What sort of books inspired you as a child?
As an infant, I came to the US from Malaysia. Books were a way to access the world beyond my limited horizon, to glean a sense of “American” life and popular culture. I read anything to help fill in the gaps, from Little House on the Prairie to the novelisation of Star Wars.
Your new book explores ‘the crisis of multiculturalism in Europe’. Which books first attracted your attention to such debates?
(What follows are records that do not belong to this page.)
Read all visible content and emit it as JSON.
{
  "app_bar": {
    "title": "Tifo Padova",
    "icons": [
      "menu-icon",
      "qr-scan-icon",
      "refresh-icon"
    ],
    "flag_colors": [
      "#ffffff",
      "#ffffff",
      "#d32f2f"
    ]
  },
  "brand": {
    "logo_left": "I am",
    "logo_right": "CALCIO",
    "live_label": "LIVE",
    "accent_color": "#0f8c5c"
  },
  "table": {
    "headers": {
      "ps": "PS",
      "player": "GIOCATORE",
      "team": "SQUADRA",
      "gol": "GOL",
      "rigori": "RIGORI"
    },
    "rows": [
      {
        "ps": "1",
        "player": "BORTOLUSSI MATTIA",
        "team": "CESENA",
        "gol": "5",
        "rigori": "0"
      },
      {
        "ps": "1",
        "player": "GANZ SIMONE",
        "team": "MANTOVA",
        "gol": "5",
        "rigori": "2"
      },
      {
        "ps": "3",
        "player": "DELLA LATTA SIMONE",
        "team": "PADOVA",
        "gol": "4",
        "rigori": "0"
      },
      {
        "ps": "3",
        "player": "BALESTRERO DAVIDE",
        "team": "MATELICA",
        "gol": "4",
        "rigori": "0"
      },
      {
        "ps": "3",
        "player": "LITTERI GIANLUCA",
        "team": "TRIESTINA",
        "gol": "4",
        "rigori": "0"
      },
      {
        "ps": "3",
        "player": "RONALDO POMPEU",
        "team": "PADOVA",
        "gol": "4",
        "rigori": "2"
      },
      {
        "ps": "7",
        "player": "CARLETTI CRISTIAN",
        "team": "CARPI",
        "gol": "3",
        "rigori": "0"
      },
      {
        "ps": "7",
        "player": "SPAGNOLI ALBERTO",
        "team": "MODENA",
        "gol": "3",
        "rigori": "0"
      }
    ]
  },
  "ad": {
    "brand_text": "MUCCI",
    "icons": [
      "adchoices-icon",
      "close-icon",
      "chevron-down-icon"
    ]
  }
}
One was David Hollinger’s Postethnic America. It provided an intellectual history of multiculturalism in the US, teasing out different approaches to diversity. Hollinger positioned himself as a defender of cultural diversity, but one acutely aware of how ethnic identification can slide into essentialist forms of ethno-racial belonging. Already in 1995, though, he dismissed multiculturalism as too imprecise to sort out the tensions between relativism and ethnocentrism. In its place, he proposed the concept of the “postethnic” to emphasise the cosmopolitan, voluntarist and affiliated nature of group membership. But “postethnic” didn’t seem satisfying to me as a way forward. For one thing, it didn’t acknowledge how important strategic essentialism remains as a political tactic for people who face discrimination or violence because of their ethno-racial categorisation. More importantly, it never gained traction in public debate – perhaps because, as with the term “postracial”, ideas of ethnicity and race are deeply embedded in ideology, policy and group dynamics and thus can’t simply be wished away. For better or worse, multiculturalism still serves as the fraught touchstone for these crucial discussions.
Where can one find the best analysis of the concept and ideals of ‘multiculturalism’?
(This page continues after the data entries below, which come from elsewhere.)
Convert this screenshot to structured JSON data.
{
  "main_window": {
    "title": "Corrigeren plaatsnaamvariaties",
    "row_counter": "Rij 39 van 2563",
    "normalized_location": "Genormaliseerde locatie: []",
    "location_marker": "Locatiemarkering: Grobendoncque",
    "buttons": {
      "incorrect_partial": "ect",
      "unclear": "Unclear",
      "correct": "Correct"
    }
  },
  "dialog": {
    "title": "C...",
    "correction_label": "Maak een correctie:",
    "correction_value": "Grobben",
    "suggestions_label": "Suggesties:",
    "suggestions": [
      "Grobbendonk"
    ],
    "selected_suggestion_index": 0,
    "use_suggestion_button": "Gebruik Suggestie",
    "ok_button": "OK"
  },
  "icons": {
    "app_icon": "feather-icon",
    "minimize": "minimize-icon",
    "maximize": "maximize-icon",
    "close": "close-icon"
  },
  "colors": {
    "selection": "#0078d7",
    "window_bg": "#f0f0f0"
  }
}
A useful introduction is George Crowder’s Theories of Multiculturalism. It examines universalist, relativist, liberal and cosmopolitan perspectives, as well as the contributions of leading figures in these debates.
To which texts should we be turning to try to build a better Europe, now multiculturalism has allegedly failed?
The question of how people of different ethnicities, cultures and religions build societies together is notoriously difficult, but we might start by trying to understand European states’ policies on immigration/integration over the past half-century. Kenan Malik’s From Fatwa to Jihad offers insights into the pitfalls of 1980s-1990s British state multiculturalism. Robert S. Leiken’s Europe’s Angry Muslims describes the effects of discrimination, social isolation and economic inequality on second- and third-generation Muslims.
What is the last book you gave as a gift, and to whom?
My son loves poetry, so I gave him a copy of William Blake’s Songs of Innocence and of Experience.
What books do you have on your desk waiting to be read?
I’m starting a new project on the invisible labour of female migrant domestic workers in post-colonial Europe, so Catherine Choy’s Empire of Care – about Filipino nurses in the US – is on my desk.
Rita Chin is associate professor of history at the University of Michigan and the author of The Crisis of Multiculturalism in Europe: A History (Princeton University Press).